While most bankruptcy clients promise themselves that they will never again have or use a credit card, some consider keeping at least one of their old cards for convenience or emergencies after their bankruptcy is over. In fact, there is usually no reason for you to retain any of your old credit cards through your bankruptcy. Most people receive unsolicited credit cards soon after they file bankruptcy. Bankruptcy debtors receive new credit cards because they are a better credit risk after wiping out their debts in bankruptcythan they were when they owed money to many creditors. Also, bankruptcy clients cannot file against newly issued credit cards for eight years. For most people, bankruptcy makes it easier, not harder, to get new credit cards.

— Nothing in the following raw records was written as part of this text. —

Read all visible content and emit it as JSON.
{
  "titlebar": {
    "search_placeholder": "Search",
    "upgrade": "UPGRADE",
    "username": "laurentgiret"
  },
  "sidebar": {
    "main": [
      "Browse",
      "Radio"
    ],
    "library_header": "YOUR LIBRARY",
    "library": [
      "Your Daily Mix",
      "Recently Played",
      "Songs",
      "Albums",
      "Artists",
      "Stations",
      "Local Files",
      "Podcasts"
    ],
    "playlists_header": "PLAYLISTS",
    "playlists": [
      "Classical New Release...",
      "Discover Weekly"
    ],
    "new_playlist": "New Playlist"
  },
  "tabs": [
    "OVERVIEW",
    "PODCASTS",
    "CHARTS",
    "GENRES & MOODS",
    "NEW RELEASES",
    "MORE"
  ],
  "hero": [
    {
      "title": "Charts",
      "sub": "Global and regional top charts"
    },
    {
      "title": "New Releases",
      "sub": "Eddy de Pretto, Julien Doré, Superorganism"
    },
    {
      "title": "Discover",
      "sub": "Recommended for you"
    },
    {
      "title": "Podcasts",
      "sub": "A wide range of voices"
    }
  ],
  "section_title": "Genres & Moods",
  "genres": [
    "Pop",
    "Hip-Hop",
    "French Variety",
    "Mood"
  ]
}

As soon as you receive your bankruptcy discharge, you will be able to qualify for some basic consumer loans, although at a higher interest rate. The good news is most lenders state that it takes no more than four years to reestablish a normal credit rating provided you pay debts currently and make sufficient income. Within four years after receiving a Chapter 7 discharge, most people are able to purchase cars and homes with normal interest rates and terms.

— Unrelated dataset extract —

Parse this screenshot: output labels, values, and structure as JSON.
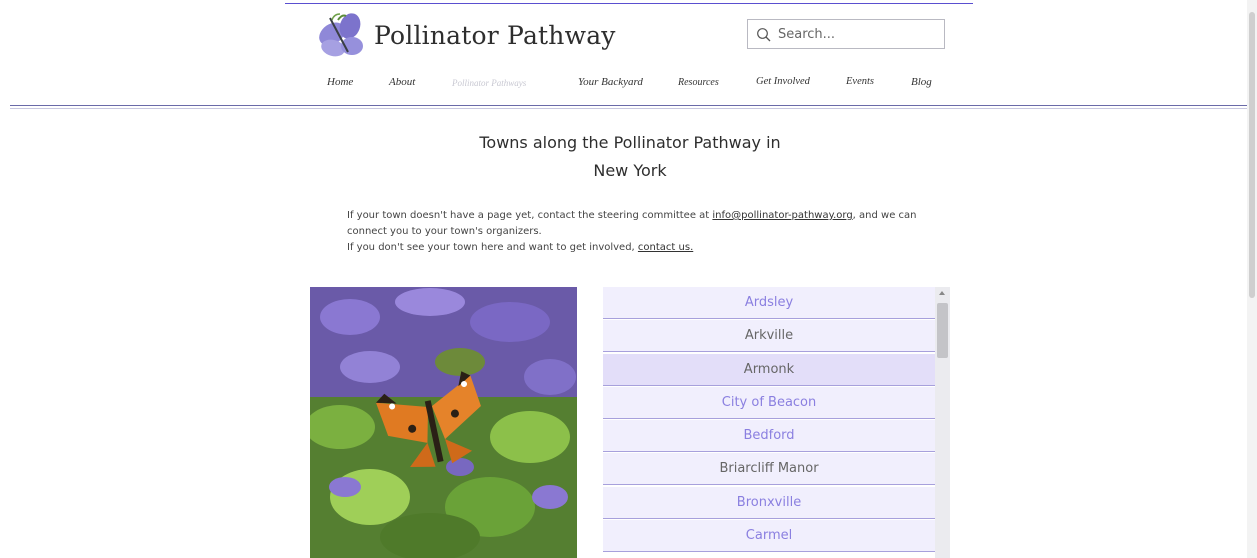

At one time bankruptcy destroyed peoples’ credit. Banks used to believe personal bankruptcy was a stigma on credit that a debtor could not overcome. Today, so many people file bankruptcy every year that banks cannot ignore this large market of potential customers. While no one plans to file bankruptcy, the effect of filing today is not nearly as bad as your creditors would like you to believe.
Credit scoring is not a legal issue. There are no bankruptcy laws or rules concerning how a debtor recovers their credit rating after filing bankruptcy. Your bankruptcy attorney may have an opinion about credit repair based on the experiences of his clients, but your bankruptcy attorney probably has no professional knowledge about how banks score credit ratings of bankruptcy debtors.